Ingredients: |
Ingredients: 2 skinless, boneless chicken breast halves Paprika 9 uncooked lasagna noodles 2 cubes chicken bouillon 1/2 cup hot water 1 (8 ounce) package and 1 (4 ounce) package cream cheese, softened 4 cups shredded mozzarella cheese 1 and 1/2 jars spaghetti sauce (about 40 ounces total)
|
Directions: |
Directions:1. Bring a large pot of lightly salted water to a boil. Cook lasagna noodles for 8-10 minutes, or until al dente. Drain, rinse with cold water, and set aside.
2. Meanwhile, place the chicken in a saucepan with enough water to cover, and bring to a boil. I add paprika to the chicken once the water cooks down a little bit. Cook for 20 minutes, or until no longer pink and juices run clear. Remove from saucepan, and shred. (My version of "shredding" is cutting the chicken into very small pieces.)

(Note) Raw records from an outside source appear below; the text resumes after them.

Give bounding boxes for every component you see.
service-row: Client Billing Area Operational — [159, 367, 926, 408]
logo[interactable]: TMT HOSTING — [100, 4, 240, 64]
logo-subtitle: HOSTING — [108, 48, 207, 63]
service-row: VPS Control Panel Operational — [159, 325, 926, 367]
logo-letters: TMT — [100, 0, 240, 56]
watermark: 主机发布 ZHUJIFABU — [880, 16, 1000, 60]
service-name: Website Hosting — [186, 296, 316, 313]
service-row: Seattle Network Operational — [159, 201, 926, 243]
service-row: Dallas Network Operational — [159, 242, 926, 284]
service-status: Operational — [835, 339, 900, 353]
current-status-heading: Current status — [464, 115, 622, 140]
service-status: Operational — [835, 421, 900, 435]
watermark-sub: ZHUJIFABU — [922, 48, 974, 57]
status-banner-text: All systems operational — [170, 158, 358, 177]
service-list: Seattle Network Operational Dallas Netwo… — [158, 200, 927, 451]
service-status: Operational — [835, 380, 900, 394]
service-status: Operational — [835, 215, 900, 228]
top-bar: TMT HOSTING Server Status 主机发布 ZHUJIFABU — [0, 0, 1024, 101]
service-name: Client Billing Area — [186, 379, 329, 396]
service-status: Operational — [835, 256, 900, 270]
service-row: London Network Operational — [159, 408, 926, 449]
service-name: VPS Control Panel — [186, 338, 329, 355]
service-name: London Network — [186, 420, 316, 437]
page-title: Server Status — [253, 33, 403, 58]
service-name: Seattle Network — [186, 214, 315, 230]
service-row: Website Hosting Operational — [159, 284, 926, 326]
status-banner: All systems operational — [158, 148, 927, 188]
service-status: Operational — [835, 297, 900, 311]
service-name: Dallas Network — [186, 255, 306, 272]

3. Preheat oven to 350 degrees F (175 degrees C). Dissolve the 2 bouillon cubes in hot water. In a large bowl, mix the chicken with the bouillon, cream cheese, and 2 cups of mozzarella cheese.
4. Spread about 1/4 of the spaghetti sauce in the bottom of your baking dish. Take 3 of your lasagna noodles and put them on top of the sauce. Take about half of the chicken/cheese mixture and spread that on top of the noodles. Put another 1/4 of the spaghetti sauce on top of that. Take 3 more of your lasagna noodles and put them on top of the spaghetti sauce. Spread the remaining chicken/cheese mixture on top of those noodles. Put another 1/4 of the spaghetti sauce on top of that. Take the remaining 3 lasagna noodles and put them on top of the spaghetti sauce. Spread the remaining spaghetti sauce on top of those noodles. Sprinkle the remaining mozzarella cheese (2 cups) on top of that. Cover with aluminum foil.
5. Bake for 45 minutes in the preheated oven.